When Alison left her banking career, she shifted her mindset from trying to advance as high as possible along a linear path of success to releasing that idea to pursue her passions and interests, wherever they led. Alison’s ability to embrace a non-linear path, even one that meant “starting over again from the beginning,” was critical to finding her true success.
Being on a predictable linear path toward success where you can easily define your next goal feels much more controllable, measurable, and concrete; embracing a non-linear path feels… different. When you allow your passion or interests to guide you, your path might meander all over the place. You might need to start all over, like Alison. You may need to step down, go back to school, start over, start your own thing, or take a giant leap of faith. None of these things are easy, but they’re worth it. Because here’s the thing: you’re going to be uncomfortable no matter what! If you settle for a job that you don’t love or even hate, you’re going to be uncomfortable. If you follow your heart and do whatever it takes to pursue your passion, there’ll probably be moments that make you uncomfortable as well, but only one of these options results in finding work that you love—work that’s worthy of your one precious life.
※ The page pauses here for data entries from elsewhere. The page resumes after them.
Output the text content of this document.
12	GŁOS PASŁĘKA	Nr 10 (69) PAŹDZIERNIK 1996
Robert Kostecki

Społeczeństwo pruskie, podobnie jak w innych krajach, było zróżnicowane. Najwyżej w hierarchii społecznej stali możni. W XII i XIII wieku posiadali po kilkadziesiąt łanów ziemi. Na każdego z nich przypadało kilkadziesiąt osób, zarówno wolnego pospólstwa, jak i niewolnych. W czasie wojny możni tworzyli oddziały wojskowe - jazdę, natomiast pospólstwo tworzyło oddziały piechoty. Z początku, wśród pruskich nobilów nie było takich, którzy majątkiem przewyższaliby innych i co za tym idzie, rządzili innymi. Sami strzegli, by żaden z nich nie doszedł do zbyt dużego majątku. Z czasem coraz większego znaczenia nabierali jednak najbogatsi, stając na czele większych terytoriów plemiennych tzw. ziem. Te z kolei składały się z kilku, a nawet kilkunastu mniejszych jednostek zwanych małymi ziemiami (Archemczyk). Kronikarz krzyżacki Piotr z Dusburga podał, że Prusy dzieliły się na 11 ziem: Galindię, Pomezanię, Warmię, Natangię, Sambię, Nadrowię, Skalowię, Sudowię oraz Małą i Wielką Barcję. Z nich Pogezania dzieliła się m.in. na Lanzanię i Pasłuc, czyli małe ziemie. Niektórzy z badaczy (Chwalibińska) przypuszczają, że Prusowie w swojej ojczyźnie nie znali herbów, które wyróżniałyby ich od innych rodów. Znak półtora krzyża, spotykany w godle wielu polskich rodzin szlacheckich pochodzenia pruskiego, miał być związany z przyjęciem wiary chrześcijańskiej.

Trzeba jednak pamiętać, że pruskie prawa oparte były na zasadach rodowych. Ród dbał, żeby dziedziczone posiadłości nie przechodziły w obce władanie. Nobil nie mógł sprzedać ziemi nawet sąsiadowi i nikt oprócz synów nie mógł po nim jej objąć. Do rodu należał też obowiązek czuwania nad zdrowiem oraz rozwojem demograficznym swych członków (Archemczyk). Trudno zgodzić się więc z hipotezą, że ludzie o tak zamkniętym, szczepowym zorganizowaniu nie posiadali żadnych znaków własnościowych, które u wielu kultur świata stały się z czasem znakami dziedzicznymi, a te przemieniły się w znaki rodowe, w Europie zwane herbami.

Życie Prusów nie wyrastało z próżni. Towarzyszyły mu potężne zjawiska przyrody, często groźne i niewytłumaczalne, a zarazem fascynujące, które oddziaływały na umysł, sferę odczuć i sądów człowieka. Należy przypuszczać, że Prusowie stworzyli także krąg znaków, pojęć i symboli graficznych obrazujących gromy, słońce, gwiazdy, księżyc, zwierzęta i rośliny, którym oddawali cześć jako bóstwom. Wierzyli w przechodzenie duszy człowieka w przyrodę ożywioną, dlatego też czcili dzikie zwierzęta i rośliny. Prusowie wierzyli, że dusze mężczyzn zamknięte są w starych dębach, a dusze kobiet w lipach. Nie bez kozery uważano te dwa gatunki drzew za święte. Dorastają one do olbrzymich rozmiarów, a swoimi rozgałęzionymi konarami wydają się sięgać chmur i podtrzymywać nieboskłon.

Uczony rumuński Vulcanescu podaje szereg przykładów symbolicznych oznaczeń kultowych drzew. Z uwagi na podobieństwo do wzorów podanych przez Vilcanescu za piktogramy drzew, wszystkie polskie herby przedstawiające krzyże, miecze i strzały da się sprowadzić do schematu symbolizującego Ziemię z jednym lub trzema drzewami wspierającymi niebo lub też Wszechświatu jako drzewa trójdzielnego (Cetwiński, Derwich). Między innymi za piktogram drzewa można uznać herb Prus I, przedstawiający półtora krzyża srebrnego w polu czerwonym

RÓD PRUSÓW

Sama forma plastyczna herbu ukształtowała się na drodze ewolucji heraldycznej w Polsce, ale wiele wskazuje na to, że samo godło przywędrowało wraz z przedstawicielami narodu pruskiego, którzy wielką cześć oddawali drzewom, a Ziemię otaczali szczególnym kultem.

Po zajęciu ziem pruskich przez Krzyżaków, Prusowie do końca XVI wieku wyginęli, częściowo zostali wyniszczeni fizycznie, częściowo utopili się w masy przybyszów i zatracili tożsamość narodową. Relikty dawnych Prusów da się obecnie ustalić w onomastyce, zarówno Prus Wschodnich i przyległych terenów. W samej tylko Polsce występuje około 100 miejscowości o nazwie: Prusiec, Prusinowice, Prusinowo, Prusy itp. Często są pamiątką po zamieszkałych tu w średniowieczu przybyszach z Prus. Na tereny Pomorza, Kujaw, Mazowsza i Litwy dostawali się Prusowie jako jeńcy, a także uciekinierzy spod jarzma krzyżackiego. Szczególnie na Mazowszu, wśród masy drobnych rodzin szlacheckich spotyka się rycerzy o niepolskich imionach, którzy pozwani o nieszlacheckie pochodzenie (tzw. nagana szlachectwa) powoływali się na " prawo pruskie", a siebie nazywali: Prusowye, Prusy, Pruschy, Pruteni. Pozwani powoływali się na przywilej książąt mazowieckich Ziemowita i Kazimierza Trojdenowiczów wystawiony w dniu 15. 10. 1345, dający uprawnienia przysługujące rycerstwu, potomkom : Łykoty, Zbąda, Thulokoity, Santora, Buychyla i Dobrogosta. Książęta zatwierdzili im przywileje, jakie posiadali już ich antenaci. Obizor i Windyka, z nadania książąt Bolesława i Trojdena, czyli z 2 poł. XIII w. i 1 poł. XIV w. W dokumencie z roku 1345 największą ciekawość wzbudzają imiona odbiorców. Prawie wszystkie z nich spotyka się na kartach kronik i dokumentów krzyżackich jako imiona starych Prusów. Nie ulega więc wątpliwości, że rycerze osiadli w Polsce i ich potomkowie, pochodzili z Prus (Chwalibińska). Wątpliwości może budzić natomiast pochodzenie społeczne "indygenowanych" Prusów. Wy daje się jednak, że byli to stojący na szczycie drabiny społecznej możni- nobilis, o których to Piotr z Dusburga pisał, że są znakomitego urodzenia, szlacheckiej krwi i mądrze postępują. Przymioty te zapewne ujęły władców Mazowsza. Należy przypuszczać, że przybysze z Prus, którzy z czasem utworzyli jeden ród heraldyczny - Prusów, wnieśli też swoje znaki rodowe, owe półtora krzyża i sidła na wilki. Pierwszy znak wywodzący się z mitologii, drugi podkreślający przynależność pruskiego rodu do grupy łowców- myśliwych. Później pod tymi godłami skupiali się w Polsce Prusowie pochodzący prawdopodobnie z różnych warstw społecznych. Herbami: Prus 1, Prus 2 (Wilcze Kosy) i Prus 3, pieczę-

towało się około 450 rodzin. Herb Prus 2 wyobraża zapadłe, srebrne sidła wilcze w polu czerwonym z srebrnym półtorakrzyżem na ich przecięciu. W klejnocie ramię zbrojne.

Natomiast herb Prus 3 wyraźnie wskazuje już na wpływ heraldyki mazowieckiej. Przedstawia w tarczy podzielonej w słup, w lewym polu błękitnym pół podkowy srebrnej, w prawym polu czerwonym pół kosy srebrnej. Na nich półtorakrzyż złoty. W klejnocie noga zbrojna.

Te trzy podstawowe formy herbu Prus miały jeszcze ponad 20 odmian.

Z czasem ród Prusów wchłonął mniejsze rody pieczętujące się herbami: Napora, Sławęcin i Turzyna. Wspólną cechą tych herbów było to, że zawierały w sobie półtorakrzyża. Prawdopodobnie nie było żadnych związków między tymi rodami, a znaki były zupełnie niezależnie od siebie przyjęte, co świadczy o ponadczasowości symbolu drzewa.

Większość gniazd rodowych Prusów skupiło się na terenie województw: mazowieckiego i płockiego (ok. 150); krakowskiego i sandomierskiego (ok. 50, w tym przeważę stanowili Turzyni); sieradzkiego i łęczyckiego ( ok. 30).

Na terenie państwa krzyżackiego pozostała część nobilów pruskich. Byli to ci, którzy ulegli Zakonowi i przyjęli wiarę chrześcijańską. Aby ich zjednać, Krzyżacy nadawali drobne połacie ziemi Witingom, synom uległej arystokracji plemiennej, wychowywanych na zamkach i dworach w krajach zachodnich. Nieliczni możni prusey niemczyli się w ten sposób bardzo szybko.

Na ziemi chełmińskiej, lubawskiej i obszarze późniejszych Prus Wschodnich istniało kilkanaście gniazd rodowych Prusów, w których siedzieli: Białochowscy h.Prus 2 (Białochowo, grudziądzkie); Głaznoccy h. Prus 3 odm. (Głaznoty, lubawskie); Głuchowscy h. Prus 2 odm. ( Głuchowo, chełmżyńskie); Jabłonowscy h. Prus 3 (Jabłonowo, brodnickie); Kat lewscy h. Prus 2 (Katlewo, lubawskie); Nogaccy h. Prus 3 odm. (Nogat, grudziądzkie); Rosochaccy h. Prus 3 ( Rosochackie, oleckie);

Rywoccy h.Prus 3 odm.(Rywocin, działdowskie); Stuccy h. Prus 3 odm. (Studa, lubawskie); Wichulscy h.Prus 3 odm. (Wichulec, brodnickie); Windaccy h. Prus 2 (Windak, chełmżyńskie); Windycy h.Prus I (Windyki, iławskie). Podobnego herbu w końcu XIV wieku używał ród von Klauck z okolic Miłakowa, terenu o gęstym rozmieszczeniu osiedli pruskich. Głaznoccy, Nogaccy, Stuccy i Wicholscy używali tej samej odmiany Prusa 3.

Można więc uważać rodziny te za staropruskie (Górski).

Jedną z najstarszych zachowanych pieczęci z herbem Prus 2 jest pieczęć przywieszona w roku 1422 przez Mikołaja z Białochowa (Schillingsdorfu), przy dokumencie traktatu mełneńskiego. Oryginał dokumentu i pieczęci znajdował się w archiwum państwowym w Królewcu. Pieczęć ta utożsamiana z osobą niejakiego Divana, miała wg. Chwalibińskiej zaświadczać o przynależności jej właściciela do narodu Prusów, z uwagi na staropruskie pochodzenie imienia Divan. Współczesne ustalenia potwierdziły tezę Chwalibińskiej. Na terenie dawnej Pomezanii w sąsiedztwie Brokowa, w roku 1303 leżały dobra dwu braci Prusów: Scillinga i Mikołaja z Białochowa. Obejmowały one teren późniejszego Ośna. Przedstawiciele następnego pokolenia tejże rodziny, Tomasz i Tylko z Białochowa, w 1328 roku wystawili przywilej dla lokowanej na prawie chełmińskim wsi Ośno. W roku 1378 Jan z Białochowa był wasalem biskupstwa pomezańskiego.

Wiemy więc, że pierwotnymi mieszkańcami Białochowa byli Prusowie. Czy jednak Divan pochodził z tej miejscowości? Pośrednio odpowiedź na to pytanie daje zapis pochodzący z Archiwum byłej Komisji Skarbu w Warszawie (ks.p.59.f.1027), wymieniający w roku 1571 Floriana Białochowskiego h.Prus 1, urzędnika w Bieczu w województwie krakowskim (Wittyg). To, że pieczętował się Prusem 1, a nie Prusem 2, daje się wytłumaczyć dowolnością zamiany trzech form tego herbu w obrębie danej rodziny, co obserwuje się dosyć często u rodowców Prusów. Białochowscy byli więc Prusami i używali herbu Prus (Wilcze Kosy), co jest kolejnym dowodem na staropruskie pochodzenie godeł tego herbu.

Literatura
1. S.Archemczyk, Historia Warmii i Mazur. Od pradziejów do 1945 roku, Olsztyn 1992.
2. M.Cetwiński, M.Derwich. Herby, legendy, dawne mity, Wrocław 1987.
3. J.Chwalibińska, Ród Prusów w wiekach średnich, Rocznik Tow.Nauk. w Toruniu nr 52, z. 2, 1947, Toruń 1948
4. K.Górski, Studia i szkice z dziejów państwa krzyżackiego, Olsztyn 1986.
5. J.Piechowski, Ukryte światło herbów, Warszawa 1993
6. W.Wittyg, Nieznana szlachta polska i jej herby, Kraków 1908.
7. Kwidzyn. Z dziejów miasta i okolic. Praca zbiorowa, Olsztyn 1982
It’s time to re-evaluate what success looks like for you.
- What lit you up as a child? Find ways to do more of it.
- Stop forcing yourself down a path that doesn’t excite you.
- Give yourself permission to pivot.
Final Thoughts: Thriving Starts with a Mindset Shift
If you want to find true success, start with these five mindset shifts:
- Failure happens for you, not to you.
- Say yes and figure it out.
- Experiment: Just see if you can.
- You can make a living doing what you love.
- Your path doesn’t have to be linear.